С этими словами она вышла из кабинета, а через минуту вошел ее ассистент, доктор Амиш Гупта. Вдумчивый, обходительный – он мне сразу понравился. В течение следующих полутора часов, пока Сандип общался с коллегами-физиками, мы с Амишем принимали пациентов. Вернее, он принимал, а я сидел рядом. Прописывая лечение, он то и дело поворачивался ко мне: «А как бы у вас в Америке это лечили?» И всякий раз мне казалось, что он скорее разочарован, чем обрадован моим ответом: «Точно так же».

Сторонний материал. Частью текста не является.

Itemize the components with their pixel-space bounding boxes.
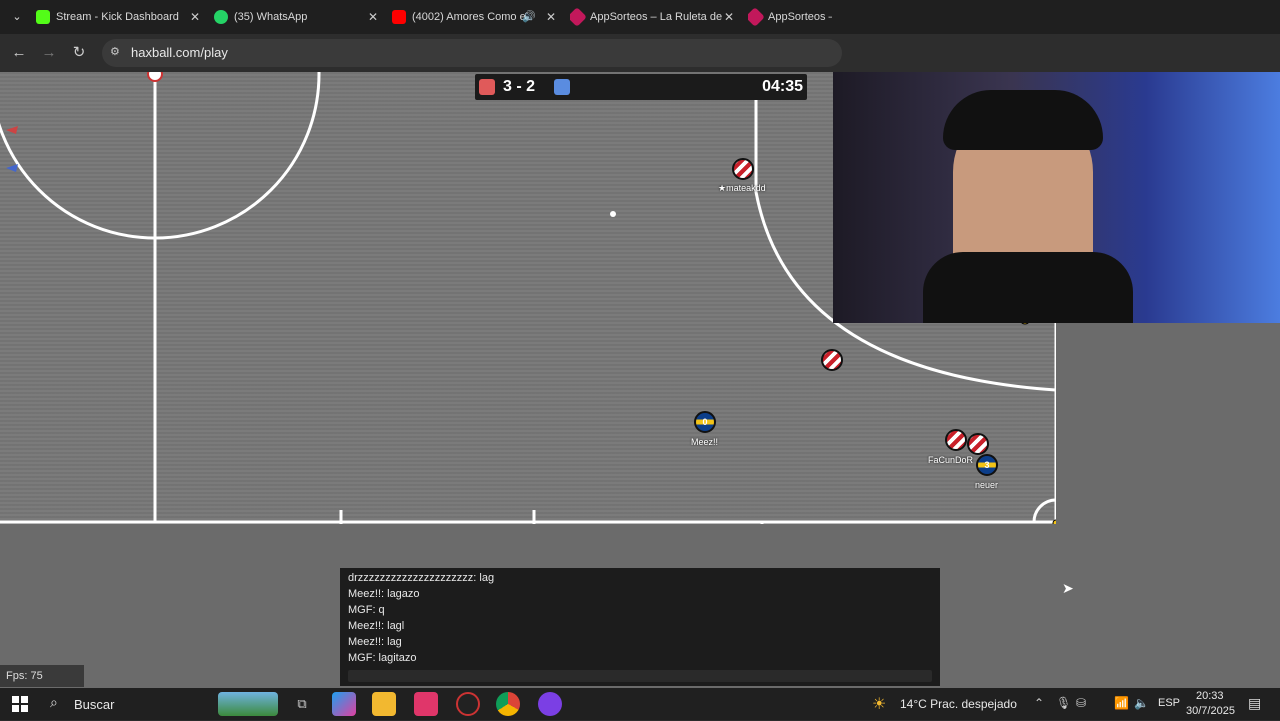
player-name: neuer bbox=[975, 480, 999, 490]
tab-label: (4002) Amores Como el bbox=[412, 11, 529, 23]
tab-kick-dashboard[interactable]: Stream - Kick Dashboard ✕ bbox=[36, 4, 204, 30]
player-disc bbox=[821, 349, 843, 371]
network-icon[interactable]: ⛁ bbox=[1076, 696, 1086, 710]
whatsapp-icon bbox=[214, 10, 228, 25]
chat-panel: drzzzzzzzzzzzzzzzzzzzzz: lag Meez!!: lag… bbox=[340, 568, 940, 686]
search-highlight-image[interactable] bbox=[218, 692, 278, 716]
microphone-icon[interactable]: 🎙 bbox=[1056, 696, 1071, 710]
windows-start-icon[interactable] bbox=[8, 692, 32, 716]
chat-message: drzzzzzzzzzzzzzzzzzzzzz: lag bbox=[348, 572, 495, 584]
weather-text[interactable]: 14°C Prac. despejado bbox=[900, 697, 1017, 711]
scoreboard: 3 - 2 04:35 bbox=[475, 74, 807, 100]
player-disc: 0 bbox=[694, 411, 716, 433]
volume-icon[interactable]: 🔈 bbox=[1134, 696, 1149, 710]
copilot-icon[interactable] bbox=[332, 692, 356, 716]
app-icon[interactable] bbox=[456, 692, 480, 716]
speaker-icon[interactable]: 🔊 bbox=[522, 4, 536, 30]
clock-date[interactable]: 30/7/2025 bbox=[1186, 705, 1235, 717]
tab-youtube[interactable]: (4002) Amores Como el 🔊 ✕ bbox=[392, 4, 560, 30]
red-team-badge bbox=[479, 79, 495, 95]
tab-appsorteos-1[interactable]: AppSorteos – La Ruleta de ✕ bbox=[570, 4, 738, 30]
chat-message: MGF: lagitazo bbox=[348, 652, 417, 664]
chevron-up-icon[interactable]: ⌃ bbox=[1034, 696, 1044, 710]
chat-message: MGF: q bbox=[348, 604, 385, 616]
notifications-icon[interactable]: ▤ bbox=[1248, 695, 1261, 712]
task-view-icon[interactable]: ⧉ bbox=[290, 692, 314, 716]
youtube-icon bbox=[392, 10, 406, 25]
tab-strip: ⌄ Stream - Kick Dashboard ✕ (35) WhatsAp… bbox=[0, 0, 1280, 34]
browser-toolbar: ← → ↻ ⚙ haxball.com/play bbox=[0, 34, 1280, 72]
mouse-cursor-icon: ➤ bbox=[1062, 580, 1074, 596]
search-icon: ⌕ bbox=[50, 694, 58, 710]
streamer-hair bbox=[943, 90, 1103, 150]
fps-counter: Fps: 75 bbox=[0, 665, 84, 687]
tab-search-chevron-icon[interactable]: ⌄ bbox=[6, 6, 28, 28]
app-icon[interactable] bbox=[538, 692, 562, 716]
search-placeholder: Buscar bbox=[74, 697, 115, 712]
match-clock: 04:35 bbox=[762, 78, 803, 95]
tab-label: (35) WhatsApp bbox=[234, 11, 308, 23]
tab-label: AppSorteos – La Ruleta de bbox=[590, 11, 723, 23]
wifi-icon[interactable]: 📶 bbox=[1114, 696, 1129, 710]
url-text[interactable]: haxball.com/play bbox=[131, 39, 228, 67]
clock-time[interactable]: 20:33 bbox=[1196, 690, 1224, 702]
file-explorer-icon[interactable] bbox=[372, 692, 396, 716]
score-text: 3 - 2 bbox=[503, 78, 536, 95]
address-bar[interactable]: ⚙ haxball.com/play bbox=[102, 39, 842, 67]
tab-whatsapp[interactable]: (35) WhatsApp ✕ bbox=[214, 4, 382, 30]
close-tab-icon[interactable]: ✕ bbox=[546, 4, 556, 30]
player-disc bbox=[967, 433, 989, 455]
chat-input[interactable] bbox=[348, 670, 932, 682]
appsorteos-icon bbox=[570, 7, 587, 27]
site-settings-icon[interactable]: ⚙ bbox=[110, 45, 124, 59]
player-name: Meez!! bbox=[691, 437, 719, 447]
windows-taskbar: ⌕ Buscar ⧉ ☀ 14°C Prac. despejado ⌃ 🎙 ⛁ … bbox=[0, 688, 1280, 720]
tab-label: AppSorteos – bbox=[768, 11, 832, 23]
tab-appsorteos-2[interactable]: AppSorteos – bbox=[748, 4, 832, 30]
reload-icon[interactable]: ↻ bbox=[68, 42, 90, 64]
player-disc: 3 bbox=[976, 454, 998, 476]
player-disc bbox=[732, 158, 754, 180]
tab-label: Stream - Kick Dashboard bbox=[56, 11, 179, 23]
chrome-icon[interactable] bbox=[496, 692, 520, 716]
player-number: 3 bbox=[984, 460, 990, 470]
language-indicator[interactable]: ESP bbox=[1158, 697, 1180, 709]
app-icon[interactable] bbox=[414, 692, 438, 716]
taskbar-search[interactable]: ⌕ Buscar bbox=[44, 692, 214, 716]
weather-icon: ☀ bbox=[872, 696, 887, 713]
forward-arrow-icon[interactable]: → bbox=[38, 42, 60, 64]
chat-message: Meez!!: lag bbox=[348, 636, 402, 648]
blue-team-badge bbox=[554, 79, 570, 95]
player-disc bbox=[945, 429, 967, 451]
haxball-game[interactable]: 3 - 2 04:35 ★mateakdd 0 Meez!! FaCunDoR … bbox=[0, 72, 1280, 688]
close-tab-icon[interactable]: ✕ bbox=[190, 4, 200, 30]
chat-message: Meez!!: lagl bbox=[348, 620, 405, 632]
back-arrow-icon[interactable]: ← bbox=[8, 42, 30, 64]
chat-message: Meez!!: lagazo bbox=[348, 588, 420, 600]
close-tab-icon[interactable]: ✕ bbox=[368, 4, 378, 30]
player-name: ★mateakdd bbox=[718, 183, 766, 193]
webcam-overlay bbox=[833, 72, 1280, 323]
kick-icon bbox=[36, 10, 50, 25]
player-name: FaCunDoR bbox=[928, 455, 974, 465]
streamer-shirt bbox=[923, 252, 1133, 323]
player-number: 0 bbox=[702, 417, 708, 427]
close-tab-icon[interactable]: ✕ bbox=[724, 4, 734, 30]
appsorteos-icon bbox=[748, 7, 765, 27]
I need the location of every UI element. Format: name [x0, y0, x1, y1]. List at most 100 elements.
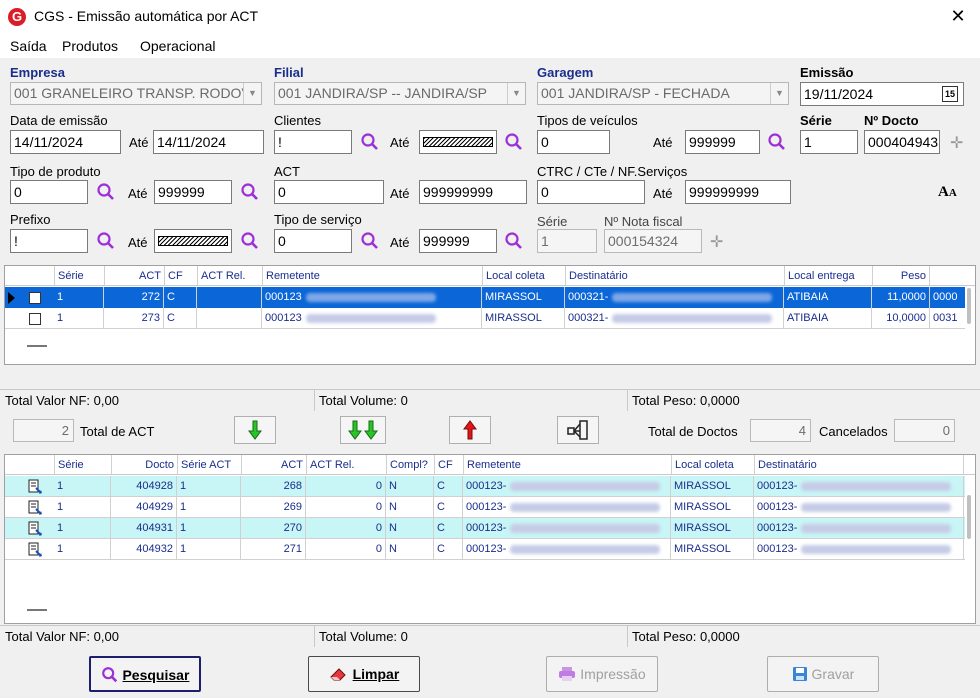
row-checkbox[interactable]	[29, 313, 41, 325]
row-checkbox[interactable]	[29, 292, 41, 304]
hierarchy-icon	[567, 420, 588, 440]
chevron-down-icon[interactable]: ▼	[243, 83, 261, 104]
col-header[interactable]: Remetente	[262, 266, 482, 286]
gravar-button[interactable]: Gravar	[767, 656, 879, 692]
move-all-down-button[interactable]	[340, 416, 386, 444]
serie2-field[interactable]: 1	[537, 229, 597, 253]
nota-fiscal-field[interactable]: 000154324	[604, 229, 702, 253]
menu-produtos[interactable]: Produtos	[62, 38, 118, 54]
tipos-veiculos-ate-field[interactable]: 999999	[685, 130, 760, 154]
total-valor-nf-value: 0,00	[93, 393, 119, 408]
search-icon[interactable]	[240, 182, 260, 202]
emissao-date-field[interactable]: 19/11/2024	[800, 82, 964, 106]
menu-operacional[interactable]: Operacional	[140, 38, 216, 54]
prefixo-ate-field[interactable]	[154, 229, 232, 253]
move-up-button[interactable]	[449, 416, 491, 444]
cell-compl: N	[386, 518, 434, 539]
search-icon[interactable]	[96, 231, 116, 251]
document-edit-icon[interactable]	[27, 479, 43, 495]
data-emissao-de-field[interactable]: 14/11/2024	[10, 130, 121, 154]
tipo-produto-de-field[interactable]: 0	[10, 180, 88, 204]
col-header[interactable]: ACT Rel.	[306, 455, 386, 475]
num-docto-field[interactable]: 000404943	[864, 130, 940, 154]
move-down-button[interactable]	[234, 416, 276, 444]
menu-saida[interactable]: Saída	[10, 38, 47, 54]
filial-value: 001 JANDIRA/SP -- JANDIRA/SP	[278, 85, 488, 101]
ctrc-ate-field[interactable]: 999999999	[685, 180, 791, 204]
col-header[interactable]: Local entrega	[784, 266, 872, 286]
search-icon[interactable]	[504, 132, 524, 152]
ate-label: Até	[390, 135, 410, 150]
vertical-scrollbar[interactable]	[967, 495, 971, 539]
chevron-down-icon[interactable]: ▼	[507, 83, 525, 104]
tipo-servico-de-field[interactable]: 0	[274, 229, 352, 253]
col-header[interactable]: Série ACT	[177, 455, 241, 475]
data-emissao-ate-field[interactable]: 14/11/2024	[153, 130, 264, 154]
col-header[interactable]: ACT Rel.	[197, 266, 262, 286]
printer-icon	[559, 667, 576, 681]
col-header[interactable]: Remetente	[463, 455, 671, 475]
docto-value: 404928	[136, 480, 173, 492]
serie-field[interactable]: 1	[800, 130, 858, 154]
empresa-select[interactable]: 001 GRANELEIRO TRANSP. RODOV ▼	[10, 82, 262, 105]
chevron-down-icon[interactable]: ▼	[770, 83, 788, 104]
col-header[interactable]: Local coleta	[482, 266, 565, 286]
tipos-veiculos-de-field[interactable]: 0	[537, 130, 610, 154]
close-icon[interactable]: ✕	[944, 4, 972, 28]
document-edit-icon[interactable]	[27, 521, 43, 537]
col-header[interactable]: ACT	[104, 266, 164, 286]
col-header[interactable]: Peso	[872, 266, 930, 286]
ctrc-de-field[interactable]: 0	[537, 180, 645, 204]
prefixo-de-field[interactable]: !	[10, 229, 88, 253]
limpar-button[interactable]: Limpar	[308, 656, 420, 692]
total-volume-value: 0	[400, 629, 408, 644]
search-icon[interactable]	[504, 231, 524, 251]
clientes-ate-field[interactable]	[419, 130, 497, 154]
col-header[interactable]: ACT	[241, 455, 306, 475]
search-icon[interactable]	[767, 132, 787, 152]
vertical-scrollbar[interactable]	[967, 288, 971, 324]
search-icon[interactable]	[360, 231, 380, 251]
cell-serie-act: 1	[177, 539, 241, 560]
total-valor-nf: Total Valor NF: 0,00	[5, 393, 119, 408]
search-icon[interactable]	[360, 132, 380, 152]
tipo-servico-ate-field[interactable]: 999999	[419, 229, 497, 253]
col-header[interactable]: Destinatário	[565, 266, 784, 286]
col-header[interactable]: Docto	[111, 455, 177, 475]
col-header[interactable]: Série	[54, 455, 111, 475]
act-ate-field[interactable]: 999999999	[419, 180, 527, 204]
font-size-icon[interactable]: AA	[938, 184, 957, 201]
pesquisar-button[interactable]: Pesquisar	[89, 656, 201, 692]
calendar-icon[interactable]: 15	[942, 86, 958, 102]
horizontal-scrollbar[interactable]	[27, 609, 47, 611]
garagem-select[interactable]: 001 JANDIRA/SP - FECHADA ▼	[537, 82, 789, 105]
col-header[interactable]: Série	[54, 266, 104, 286]
tree-view-button[interactable]	[557, 416, 599, 444]
col-header[interactable]: Local coleta	[671, 455, 754, 475]
document-edit-icon[interactable]	[27, 500, 43, 516]
destinatario-code: 000321-	[568, 312, 609, 324]
plus-icon[interactable]: ✛	[950, 133, 963, 153]
impressao-button[interactable]: Impressão	[546, 656, 658, 692]
cell-serie-act: 1	[177, 497, 241, 518]
col-header[interactable]: Compl?	[386, 455, 434, 475]
filial-select[interactable]: 001 JANDIRA/SP -- JANDIRA/SP ▼	[274, 82, 526, 105]
act-de-field[interactable]: 0	[274, 180, 384, 204]
cell-local-entrega: ATIBAIA	[784, 308, 872, 329]
col-header[interactable]: CF	[164, 266, 197, 286]
col-header[interactable]: CF	[434, 455, 463, 475]
clientes-de-field[interactable]: !	[274, 130, 352, 154]
cancelados-label: Cancelados	[819, 424, 888, 439]
cell-local-entrega: ATIBAIA	[784, 287, 872, 308]
horizontal-scrollbar[interactable]	[27, 345, 47, 347]
document-edit-icon[interactable]	[27, 542, 43, 558]
cell-act: 269	[241, 497, 306, 518]
cell-cf: C	[434, 476, 463, 497]
total-valor-nf: Total Valor NF: 0,00	[5, 629, 119, 644]
plus-icon[interactable]: ✛	[710, 232, 723, 252]
divider	[627, 389, 628, 411]
search-icon[interactable]	[240, 231, 260, 251]
tipo-produto-ate-field[interactable]: 999999	[154, 180, 232, 204]
col-header[interactable]: Destinatário	[754, 455, 964, 475]
search-icon[interactable]	[96, 182, 116, 202]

Планировка больничных корпусов предусматривает множество вариантов, но, если вы спросите, как пройти в отделение радиоонкологии, вас почти наверняка отправят в подвал. В этом отношении между госпиталями Нью-Йорка, Дели и других городов планеты нет никакой разницы. Оно и понятно: где еще, как не в подвале, разместить бункер с бетонными и свинцовыми стенами, а внутри бункера – линейный ускоритель весом в десять тонн? Есть, впрочем, и другая причина. В подвал прячут все самое неудобное и неприглядное, а «онкология» и «радиация» – два слова, от которых большинству людей становится не по себе. Тут и Чернобыль, и Хиросима, фотографии жертв лучевой болезни, журавлики Садако Сасаки – словом, полный комплект подкорочных кошмаров. Если же сложить два страшных слова вместе, получится медицинская специальность, радиационная онкология. Лечение раковых заболеваний с помощью ионизирующих лучей. Моя профессия. Но сколько бы такие, как я, ни твердили про целебный мирный атом, большинство окружающих, включая коллег из других областей медицины, продолжают ассоциировать радиацию с кунсткамерными ужасами, которым место в катакомбах. С глаз долой, из сердца вон. И радиотерапевтические отделения всей Земли продолжают делить жилплощадь с анатомическим театром, моргом и прачечной.
Окончив прием, мы с Амишем вышли в подвальный коридор, и я втянул знакомый запах – смесь формалина с моющим средством. В одном известном интервью Иосиф Бродский рассказывал, как когда-то, еще в первые месяцы эмиграции, сидя за рабочим столом, он потянулся за словарем и вдруг понял, что это машинальное движение снимает любые различия между «здесь» и «там». Куда бы ни забросила его судьба, его левая рука будет вот так же тянуться к словарю, пока правая дописывает строчку. Эта мысль, говорит поэт, помогла ему избавиться от дискомфорта, связанного с обживанием нового пространства. Красивая байка, мне она всегда нравилась. Если привычное телодвижение может служить точкой отсчета, что и говорить о привычных запахах – они подавно способны связать любое «здесь и сейчас» с душемутительным «там и тогда». Я снова повел носом и, вдохнув родную химию, на минуту почувствовал себя как дома. Но только на минуту.